Le llevó toda la jornada empacar sus pertenencias. Consiguió pasaje al Planeta Rojo para la mañana siguiente; el éxodo masivo se produciría 48 horas más tarde, luego de la celebración de fin de curso de los estudiantes.
A las 6 de la mañana del día siguiente, Edward Norton arribó al salón que la base de la NASA destinaba a preembarques y arribos, dado que la Luna carecía hasta la fecha de cualquier otra edificación destinada al albergue de las potentes máquinas de transporte
al menos hasta el año entrante, época para la cual estaba prevista la inauguración de un cosmopuerto internacional independiente.
Una vez en su asiento, se relajó y aguardó la cuenta regresiva. Tras esta, los motores del pequeño cohete se encendieron, dando inicio a una travesía que se prolongaría por ocho días. Desde su ventana, dedicó un último vistazo a la Tierra. ¿Quién sabe si alguna vez podría volver a hacerlo? Observó con detalle y nostalgia la parte visible de su superficie, suspendida en la inmensidad. Desde la lejanía, aún se asemejaba al lugar que hasta hacía medio siglo había oficiado de morada para el ser humano.
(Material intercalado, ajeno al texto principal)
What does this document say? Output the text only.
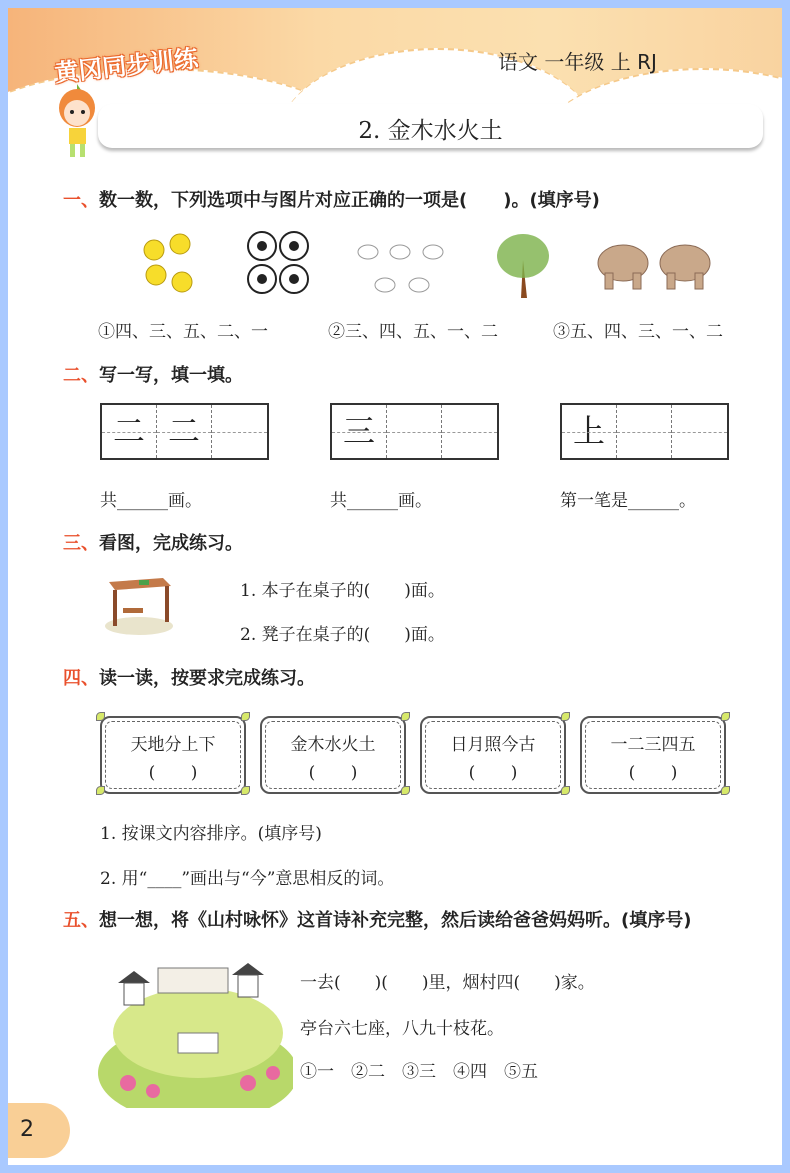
黄冈同步训练	语文 一年级 上 RJ
2. 金木水火土
一、数一数，下列选项中与图片对应正确的一项是(　　)。(填序号)
①四、三、五、二、一	②三、四、五、一、二	③五、四、三、一、二
二、写一写，填一填。
二 二	三	上
共______画。	共______画。	第一笔是______。
三、看图，完成练习。
1. 本子在桌子的(　　)面。
2. 凳子在桌子的(　　)面。
四、读一读，按要求完成练习。
天地分上下
( )
金木水火土
( )
日月照今古
( )
一二三四五
( )
1. 按课文内容排序。(填序号)
2. 用“____”画出与“今”意思相反的词。
五、想一想，将《山村咏怀》这首诗补充完整，然后读给爸爸妈妈听。(填序号)
一去(　　)(　　)里，烟村四(　　)家。
亭台六七座，八九十枝花。
①一　②二　③三　④四　⑤五
2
A pesar de sus jóvenes 14 años al momento del abandono, los recuerdos del planeta en que había sido procreado permanecían intactos en su memoria. Añoraba su hogar en Nueva York, aunque sus características distaran de ser las de la ciudad en que habitaran sus antepasados. Una gigantesca cúpula la protegía en sus últimos tiempos del furioso clima (al igual que otras similares lo hacían con el resto de las urbes
todavía en pie). Las aguas de los mares ya no eran azules sino negras y furiosas, y no existía otra flora o fauna que la preservada en laboratorios especialmente montados con ese propósito. Pero la prefería, con todos sus defectos, al insípido suelo marciano. El arraigo era más fuerte.
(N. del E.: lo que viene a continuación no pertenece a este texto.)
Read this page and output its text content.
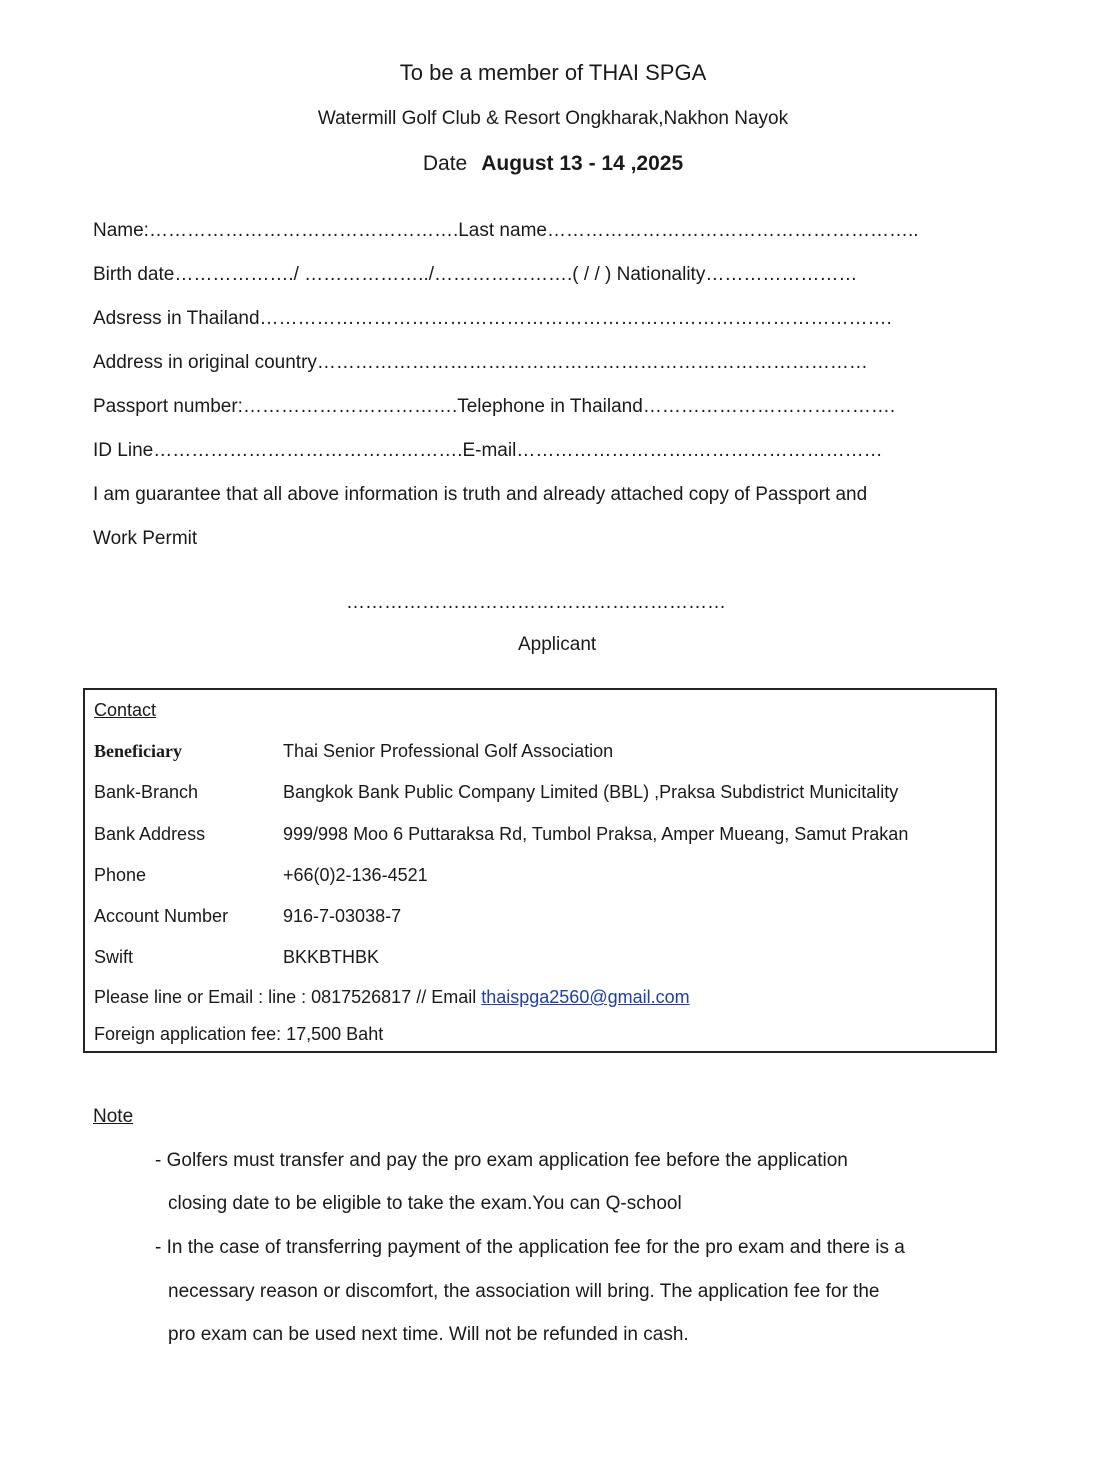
To be a member of THAI SPGA
Watermill Golf Club & Resort Ongkharak,Nakhon Nayok
Date August 13 - 14 ,2025
Name:………………………………………….Last name…………………………………………………..
Birth date………………./ ………………../………………….( / / ) Nationality……………………
Adsress in Thailand……………………………………………………………………………………….
Address in original country……………………………………………………………………………
Passport number:…………………………….Telephone in Thailand………………………………….
ID Line………………………………………….E-mail……………………….…………………………
I am guarantee that all above information is truth and already attached copy of Passport and
Work Permit
……………………………………………………
Applicant
Contact
Beneficiary	Thai Senior Professional Golf Association
Bank-Branch	Bangkok Bank Public Company Limited (BBL) ,Praksa Subdistrict Municitality
Bank Address	999/998 Moo 6 Puttaraksa Rd, Tumbol Praksa, Amper Mueang, Samut Prakan
Phone	+66(0)2-136-4521
Account Number	916-7-03038-7
Swift	BKKBTHBK
Please line or Email : line : 0817526817 // Email thaispga2560@gmail.com
Foreign application fee: 17,500 Baht
Note
- Golfers must transfer and pay the pro exam application fee before the application
closing date to be eligible to take the exam.You can Q-school
- In the case of transferring payment of the application fee for the pro exam and there is a
necessary reason or discomfort, the association will bring. The application fee for the
pro exam can be used next time. Will not be refunded in cash.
—Hasta pronto, querido planeta... —le dijo en un susurro melancólico, y apartó los ojos.


3.
La colonización de Marte había comenzado en los albores del nuevo milenio y concluyó, como ya se indicara, a mediados del siglo XXIV. El envío de diversas sondas al cuarto planeta del Sistema Solar confirmaría la existencia de gran cantidad de mares
congelados (la mayoría, subterráneos), y el histórico hallazgo resultó ser el factor que propulsó definitivamente la labor. Con el abundante líquido vital a disposición de los futuros astronautas que se posarían en su superficie, se reducirían en forma
considerable todo tipo de costos.
El problema principal con el que se topaban los científicos entonces era crear una atmósfera adecuada para la subsistencia. Luego de varios años de exhaustivos estudios, se acordó que la metodología más práctica a emplear para lograr el objetivo
consistiese en crear un "efecto invernadero" a través de gases que permitieran al planeta retener el calor procedente del Sol. Paradójico pero real: el mismo
procedimiento que destruía la Tierra se convertía en la herramienta principal de la que se valía el hombre para continuar subsistiendo...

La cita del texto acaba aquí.